Change fails, try a new approach, spend more money.

A few weeks ago I wrote The Big Problem With Change Programmes – my most popular post for a year. It drew a lot of responses and messages. Here’s a selection:

“There’s a sense of complete deja vu – we’ve been here before and because the last one didn’t work it’s hard for even the most positive of us to be excited.”

“Change programmes are an industrialized construct and, as such, they are rarely culturally insightful because they often fail to get under the skin of the deep issues around how a group of people adapts and changes.”

” Our organisation are doing ‘change theatre’ – spending a lot of money on consultants helping us address things that will change the organisation as little as possible.
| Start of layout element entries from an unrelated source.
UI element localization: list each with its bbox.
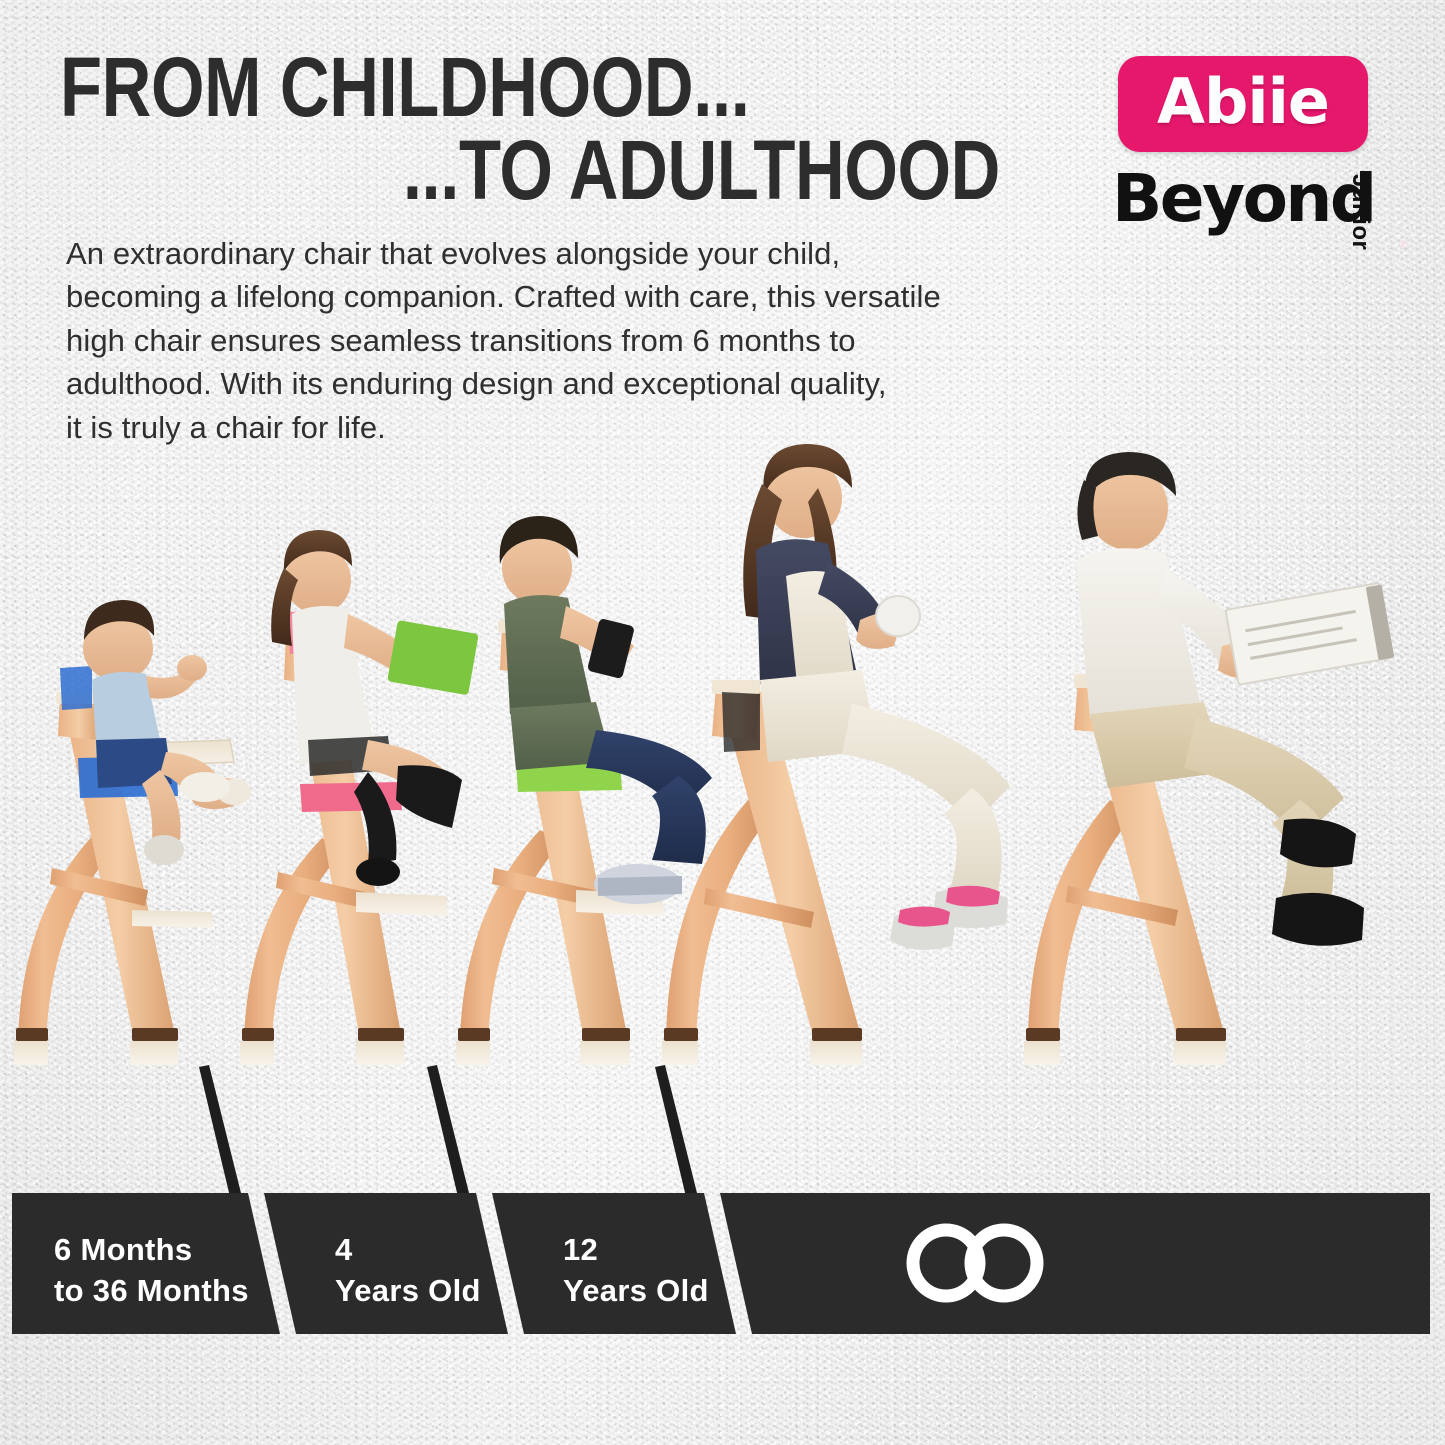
page-title: FROM CHILDHOOD... ...TO ADULTHOOD	[60, 48, 1000, 210]
timeline-connector-lines	[0, 1055, 1445, 1205]
connector-line-2	[427, 1065, 471, 1201]
headline-line-2: ...TO ADULTHOOD	[229, 131, 1000, 210]
description-paragraph: An extraordinary chair that evolves alon…	[66, 232, 1046, 449]
brand-logo: Abiie ® Beyond Junior	[1118, 56, 1418, 261]
age-cell-child[interactable]	[492, 1193, 736, 1334]
description-line-1: An extraordinary chair that evolves alon…	[66, 232, 1046, 275]
description-line-2: becoming a lifelong companion. Crafted w…	[66, 275, 1046, 318]
age-cell-infant[interactable]	[12, 1193, 280, 1334]
person-adult-man	[1076, 452, 1394, 946]
description-line-4: adulthood. With its enduring design and …	[66, 362, 1046, 405]
chair-stage-adult-man	[1024, 452, 1394, 1065]
chair-stage-toddler	[240, 530, 479, 1065]
connector-line-1	[199, 1065, 243, 1201]
age-cell-adult[interactable]	[720, 1193, 1430, 1334]
chair-stage-infant	[14, 600, 251, 1065]
logo-product-text: Beyond	[1112, 160, 1375, 237]
description-line-3: high chair ensures seamless transitions …	[66, 319, 1046, 362]
description-line-5: it is truly a chair for life.	[66, 406, 1046, 449]
chair-stage-adult-woman	[662, 444, 1010, 1065]
logo-brand-text: Abiie	[1118, 56, 1368, 152]
registered-trademark-icon: ®	[1398, 238, 1409, 251]
headline-line-1: FROM CHILDHOOD...	[60, 48, 831, 127]
logo-tier-text: Junior	[1346, 174, 1374, 250]
connector-line-3	[655, 1065, 699, 1201]
person-toddler	[271, 530, 479, 886]
age-cell-toddler[interactable]	[264, 1193, 508, 1334]
poster-canvas: FROM CHILDHOOD... ...TO ADULTHOOD An ext…	[0, 0, 1445, 1445]
age-range-bar	[12, 1193, 1430, 1334]
product-lifecycle-illustration	[0, 440, 1445, 1080]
The big complex issues are being ignored.”

The common theme – hired help brought in every few years to sort things out – is well illustrated by Ian Watt who describes regular ‘corporate convulsions’ that fail to transform anything – as predictably as a January diet.

Does Big Consultancy Really Work?


One of the reasons it’s hard to evaluate the relative success of change programmes is very few organisations share what actually happened, how much they spent, and almost none share which ones failed.

Similarly, the use of big consultancy is shrouded in mystery.

According to the main industry body in the UK, the Management Consultancies Association (MCA) , for every £1 spent on consulting fees, you can expect £6 in return.

However, a new study by Ian Kirkpatrick , Andrew Sturdy and Gianluca Veronesi challenges that view.

What if consultancy is actually making you more inefficient?

The study – across 120 NHS trusts – showed that management consulting didn’t make the organisations more efficient – it had precisely the opposite effect.

NHS yearly expenditure on management consultants almost doubled from £313 million in 2010 to £640 million in 2014.

The study shows that in some cases spending on management consultants did improve efficiency, but overall consulting use generated inefficiency, thus making the financial situation of clients worse.

Although the inefficiencies were relatively small it doesn’t take into account the amount of money paid to consultants and – perhaps more importantly – the huge amounts of time and resource involved.

It notes that NHS organisations have been either unable or unwilling to engage in the formal evaluation of management consulting, resulting in an absence of ‘rigorous, peer reviewable, transparent data’.

The study also highlights the active role of management consultants in pushing services when there is no need for them. Change for the sake of change.

Perhaps – as Chris Bolton has written – we should instead be seeking minimum viable transformation, and change should be small and imperfect:

“Most Transformation Programmes are about BIG ideas (and BIG language), where there is little room for failure.”

These corporate convulsions are little more than crash diets, where the weight is almost certainly going to pile back on.

At Bromford as part of our programmeOne approach, we’ve taken time to look at the case for change, redesigning all 31 service areas and mixing larger-scale transformation with small-scale experimentation.

Part of that included a lot of time spent looking at why previous attempts hadn’t worked and getting deeper into problem definition. As David Anderton has said that means convincing your organisation that you’re not that special , and not creating bespoke solutions for problems that don’t exist. We only need change where it makes a tangible difference to customers.

Amazon, so we are told, have never had a change programme.

Just as a permanent lifestyle change is a flexible, ongoing process that involves body, mind and spirit — so changing an organisation is a journey without end and not a fixed point ‘transformation’.